Many photosensitizing dyes have been tested for PDT, including rose Bengal, hematoporphyrin derivatives, lutetium, texafrim, Photofrin, and various benzoporphyrins. Only verteporfin (Visudyne) has been approved for ophthalmic use in the treatment of classic and occult CNV. Verteporfin has a very broad absorption spectrum, but only the far-red peak at 688–691 nm is typically utilized in clinical practice (Fig. 39.8). This is because of the lower sensitivity of retina to far-red light and its superior penetration into the choroid.14
In PDT treatment with verteporfin activation by laser is typically performed 15–20 minutes after the intravenous injection of the dye.
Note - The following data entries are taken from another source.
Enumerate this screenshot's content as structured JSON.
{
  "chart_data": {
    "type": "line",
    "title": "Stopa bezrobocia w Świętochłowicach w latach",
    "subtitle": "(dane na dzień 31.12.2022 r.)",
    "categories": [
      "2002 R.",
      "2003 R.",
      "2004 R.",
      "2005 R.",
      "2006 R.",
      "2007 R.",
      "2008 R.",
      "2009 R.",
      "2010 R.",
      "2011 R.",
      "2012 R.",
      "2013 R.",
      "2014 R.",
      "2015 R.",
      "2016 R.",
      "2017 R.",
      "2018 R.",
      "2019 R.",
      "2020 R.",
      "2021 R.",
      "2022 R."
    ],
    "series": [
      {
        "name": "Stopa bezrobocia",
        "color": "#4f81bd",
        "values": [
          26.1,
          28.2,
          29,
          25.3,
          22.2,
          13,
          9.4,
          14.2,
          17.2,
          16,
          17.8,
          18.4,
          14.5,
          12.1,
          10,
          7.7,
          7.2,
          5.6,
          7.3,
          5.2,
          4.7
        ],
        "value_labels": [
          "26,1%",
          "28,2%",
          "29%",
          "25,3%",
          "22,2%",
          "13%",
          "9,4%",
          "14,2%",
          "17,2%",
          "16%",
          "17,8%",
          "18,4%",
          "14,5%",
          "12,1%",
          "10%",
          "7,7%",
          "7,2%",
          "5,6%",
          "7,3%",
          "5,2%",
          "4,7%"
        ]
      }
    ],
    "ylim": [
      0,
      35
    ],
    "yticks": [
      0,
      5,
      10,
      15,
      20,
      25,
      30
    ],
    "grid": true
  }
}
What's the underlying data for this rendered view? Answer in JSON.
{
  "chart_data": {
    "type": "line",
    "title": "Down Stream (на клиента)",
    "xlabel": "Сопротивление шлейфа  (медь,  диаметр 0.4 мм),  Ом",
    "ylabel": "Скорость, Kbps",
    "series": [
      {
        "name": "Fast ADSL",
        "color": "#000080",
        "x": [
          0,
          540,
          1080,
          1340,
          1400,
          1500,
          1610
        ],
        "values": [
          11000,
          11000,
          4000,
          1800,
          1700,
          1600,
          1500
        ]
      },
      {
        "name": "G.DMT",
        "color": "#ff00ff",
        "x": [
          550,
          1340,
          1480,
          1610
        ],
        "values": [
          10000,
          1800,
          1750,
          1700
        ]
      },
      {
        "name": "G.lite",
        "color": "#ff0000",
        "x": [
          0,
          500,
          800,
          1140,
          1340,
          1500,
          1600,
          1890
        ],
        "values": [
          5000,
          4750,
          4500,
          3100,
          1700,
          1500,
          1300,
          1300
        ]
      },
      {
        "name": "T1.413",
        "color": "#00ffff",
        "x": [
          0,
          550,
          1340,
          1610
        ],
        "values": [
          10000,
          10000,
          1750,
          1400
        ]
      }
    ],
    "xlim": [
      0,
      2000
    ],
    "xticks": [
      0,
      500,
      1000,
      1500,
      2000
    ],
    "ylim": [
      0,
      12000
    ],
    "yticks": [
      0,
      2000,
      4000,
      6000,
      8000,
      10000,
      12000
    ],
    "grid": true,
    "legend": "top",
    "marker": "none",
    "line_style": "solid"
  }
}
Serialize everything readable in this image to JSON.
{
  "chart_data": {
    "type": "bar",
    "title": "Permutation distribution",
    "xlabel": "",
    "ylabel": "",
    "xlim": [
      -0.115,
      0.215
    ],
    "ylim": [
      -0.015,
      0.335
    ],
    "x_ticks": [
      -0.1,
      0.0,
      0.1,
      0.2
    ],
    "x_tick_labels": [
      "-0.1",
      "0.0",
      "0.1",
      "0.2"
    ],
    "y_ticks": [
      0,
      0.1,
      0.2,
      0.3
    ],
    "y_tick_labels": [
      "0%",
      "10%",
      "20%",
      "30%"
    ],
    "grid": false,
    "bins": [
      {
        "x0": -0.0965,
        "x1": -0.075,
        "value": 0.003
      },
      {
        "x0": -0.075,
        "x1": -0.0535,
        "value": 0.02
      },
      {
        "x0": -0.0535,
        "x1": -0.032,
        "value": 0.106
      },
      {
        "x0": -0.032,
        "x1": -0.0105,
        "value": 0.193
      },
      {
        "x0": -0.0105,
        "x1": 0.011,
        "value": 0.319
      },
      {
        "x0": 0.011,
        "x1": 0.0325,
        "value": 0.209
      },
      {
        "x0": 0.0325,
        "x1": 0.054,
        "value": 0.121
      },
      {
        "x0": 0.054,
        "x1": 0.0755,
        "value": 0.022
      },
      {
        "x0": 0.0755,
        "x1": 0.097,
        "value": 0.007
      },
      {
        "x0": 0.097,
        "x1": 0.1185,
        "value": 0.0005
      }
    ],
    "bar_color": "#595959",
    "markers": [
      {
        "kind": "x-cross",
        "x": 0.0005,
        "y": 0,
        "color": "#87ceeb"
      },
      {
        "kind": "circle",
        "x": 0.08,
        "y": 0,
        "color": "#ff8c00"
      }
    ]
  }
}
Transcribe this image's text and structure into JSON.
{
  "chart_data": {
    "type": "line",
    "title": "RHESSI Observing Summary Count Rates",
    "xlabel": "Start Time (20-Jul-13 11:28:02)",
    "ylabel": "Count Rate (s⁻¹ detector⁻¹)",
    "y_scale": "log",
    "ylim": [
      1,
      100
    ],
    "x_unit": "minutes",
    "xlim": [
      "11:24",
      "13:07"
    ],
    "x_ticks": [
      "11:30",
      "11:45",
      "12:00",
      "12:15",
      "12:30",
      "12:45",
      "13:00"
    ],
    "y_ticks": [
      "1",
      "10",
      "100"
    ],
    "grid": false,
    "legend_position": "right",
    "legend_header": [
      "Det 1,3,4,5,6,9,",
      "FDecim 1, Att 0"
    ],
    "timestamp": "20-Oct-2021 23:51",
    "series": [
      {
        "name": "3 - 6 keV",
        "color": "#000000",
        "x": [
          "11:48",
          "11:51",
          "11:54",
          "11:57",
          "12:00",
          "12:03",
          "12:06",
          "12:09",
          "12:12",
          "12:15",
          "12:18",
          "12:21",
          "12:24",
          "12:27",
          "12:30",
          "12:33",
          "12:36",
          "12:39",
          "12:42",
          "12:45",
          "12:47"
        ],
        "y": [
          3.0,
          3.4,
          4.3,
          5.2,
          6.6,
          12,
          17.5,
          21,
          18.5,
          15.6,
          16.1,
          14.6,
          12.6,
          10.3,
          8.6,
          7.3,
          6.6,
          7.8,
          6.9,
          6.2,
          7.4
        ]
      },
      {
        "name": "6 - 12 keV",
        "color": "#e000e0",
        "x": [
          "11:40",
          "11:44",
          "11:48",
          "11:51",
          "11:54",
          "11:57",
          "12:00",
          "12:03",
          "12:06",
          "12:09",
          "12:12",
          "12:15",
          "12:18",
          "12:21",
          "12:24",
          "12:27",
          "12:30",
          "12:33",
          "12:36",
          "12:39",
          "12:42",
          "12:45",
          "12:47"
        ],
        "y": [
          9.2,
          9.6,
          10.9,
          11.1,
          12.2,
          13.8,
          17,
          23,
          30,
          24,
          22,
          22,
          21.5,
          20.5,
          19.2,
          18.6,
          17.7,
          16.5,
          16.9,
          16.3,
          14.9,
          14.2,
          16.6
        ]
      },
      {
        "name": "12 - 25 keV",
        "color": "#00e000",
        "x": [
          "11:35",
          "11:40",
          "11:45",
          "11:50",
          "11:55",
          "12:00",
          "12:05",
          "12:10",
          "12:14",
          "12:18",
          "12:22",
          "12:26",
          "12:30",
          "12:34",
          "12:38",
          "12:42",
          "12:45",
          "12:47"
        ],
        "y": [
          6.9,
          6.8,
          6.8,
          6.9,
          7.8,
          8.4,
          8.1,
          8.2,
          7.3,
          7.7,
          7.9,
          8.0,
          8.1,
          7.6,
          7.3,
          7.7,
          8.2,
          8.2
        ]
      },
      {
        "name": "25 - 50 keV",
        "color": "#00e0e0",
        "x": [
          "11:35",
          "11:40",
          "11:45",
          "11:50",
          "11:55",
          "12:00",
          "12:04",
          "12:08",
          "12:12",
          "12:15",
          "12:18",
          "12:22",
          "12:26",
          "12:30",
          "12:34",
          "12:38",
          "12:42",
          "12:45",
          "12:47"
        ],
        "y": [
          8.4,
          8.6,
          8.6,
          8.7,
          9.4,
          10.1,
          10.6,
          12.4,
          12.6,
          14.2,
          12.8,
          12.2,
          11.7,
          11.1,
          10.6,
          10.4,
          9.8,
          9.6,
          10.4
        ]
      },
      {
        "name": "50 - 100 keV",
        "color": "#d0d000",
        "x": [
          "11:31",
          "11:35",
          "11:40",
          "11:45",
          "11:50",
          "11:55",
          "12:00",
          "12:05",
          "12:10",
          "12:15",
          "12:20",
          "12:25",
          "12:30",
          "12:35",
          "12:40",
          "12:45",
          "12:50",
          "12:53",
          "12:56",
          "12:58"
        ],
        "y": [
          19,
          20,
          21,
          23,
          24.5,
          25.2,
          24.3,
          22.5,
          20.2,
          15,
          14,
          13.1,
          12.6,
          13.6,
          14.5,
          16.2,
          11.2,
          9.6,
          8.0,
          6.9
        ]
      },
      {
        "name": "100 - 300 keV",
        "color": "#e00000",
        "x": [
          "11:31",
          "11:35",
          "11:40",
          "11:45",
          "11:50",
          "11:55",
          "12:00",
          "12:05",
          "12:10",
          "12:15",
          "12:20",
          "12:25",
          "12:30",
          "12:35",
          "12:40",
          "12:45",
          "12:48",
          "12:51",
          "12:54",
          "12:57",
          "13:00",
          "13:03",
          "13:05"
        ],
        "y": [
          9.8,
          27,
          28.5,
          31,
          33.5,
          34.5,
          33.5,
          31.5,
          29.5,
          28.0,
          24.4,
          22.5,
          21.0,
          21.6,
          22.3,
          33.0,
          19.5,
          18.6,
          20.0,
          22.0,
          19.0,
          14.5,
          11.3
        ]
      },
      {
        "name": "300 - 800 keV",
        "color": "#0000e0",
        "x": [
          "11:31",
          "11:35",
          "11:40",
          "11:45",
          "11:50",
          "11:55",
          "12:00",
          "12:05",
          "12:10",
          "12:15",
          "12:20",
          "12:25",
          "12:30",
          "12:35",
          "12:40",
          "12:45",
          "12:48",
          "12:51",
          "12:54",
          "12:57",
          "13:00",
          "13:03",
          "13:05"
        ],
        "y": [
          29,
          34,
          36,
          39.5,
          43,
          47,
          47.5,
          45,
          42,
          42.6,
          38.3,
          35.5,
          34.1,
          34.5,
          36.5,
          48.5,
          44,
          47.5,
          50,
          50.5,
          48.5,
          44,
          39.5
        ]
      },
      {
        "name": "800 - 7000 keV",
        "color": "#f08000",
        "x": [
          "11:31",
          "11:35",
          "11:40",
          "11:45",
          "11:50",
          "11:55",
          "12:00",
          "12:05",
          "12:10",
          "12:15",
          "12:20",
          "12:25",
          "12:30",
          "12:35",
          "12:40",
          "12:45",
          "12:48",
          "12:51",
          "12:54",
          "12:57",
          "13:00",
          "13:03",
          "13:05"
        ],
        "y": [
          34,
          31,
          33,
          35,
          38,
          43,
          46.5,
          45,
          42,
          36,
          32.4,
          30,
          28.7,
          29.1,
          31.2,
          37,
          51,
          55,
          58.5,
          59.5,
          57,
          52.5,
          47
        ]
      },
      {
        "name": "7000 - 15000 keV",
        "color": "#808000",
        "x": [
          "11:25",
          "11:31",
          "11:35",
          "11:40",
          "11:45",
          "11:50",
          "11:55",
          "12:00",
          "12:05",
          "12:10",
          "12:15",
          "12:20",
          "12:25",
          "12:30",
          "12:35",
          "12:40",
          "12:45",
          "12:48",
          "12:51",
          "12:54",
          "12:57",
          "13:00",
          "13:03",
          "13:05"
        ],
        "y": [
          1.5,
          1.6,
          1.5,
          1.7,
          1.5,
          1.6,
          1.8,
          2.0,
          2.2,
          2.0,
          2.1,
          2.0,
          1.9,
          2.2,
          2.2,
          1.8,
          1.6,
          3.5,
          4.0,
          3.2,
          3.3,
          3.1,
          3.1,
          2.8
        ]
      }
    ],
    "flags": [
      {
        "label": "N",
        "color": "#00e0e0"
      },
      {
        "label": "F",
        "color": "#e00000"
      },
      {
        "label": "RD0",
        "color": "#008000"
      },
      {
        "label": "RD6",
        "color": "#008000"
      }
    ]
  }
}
A beam of red laser light (689 nm diode laser) is applied to the retina via a slit-lamp delivery system, irradiating a spot chosen to exceed the dimension of the neovascularization minimally, with light intensity of 600 mW/cm2, for 83 seconds, resulting in a total radiant exposure of 50 J/cm2.15,16 Closure of abnormal (leaking) blood vessels occurs for approximately 6–12 weeks in most patients. Reperfusion is common and multiple treatments are often required. Figures 39.9A (pretreatment) and 39.9B (1 week posttreatment) showing fluorescein angiography images demonstrate closure of a subfoveal CNV membrane after PDT.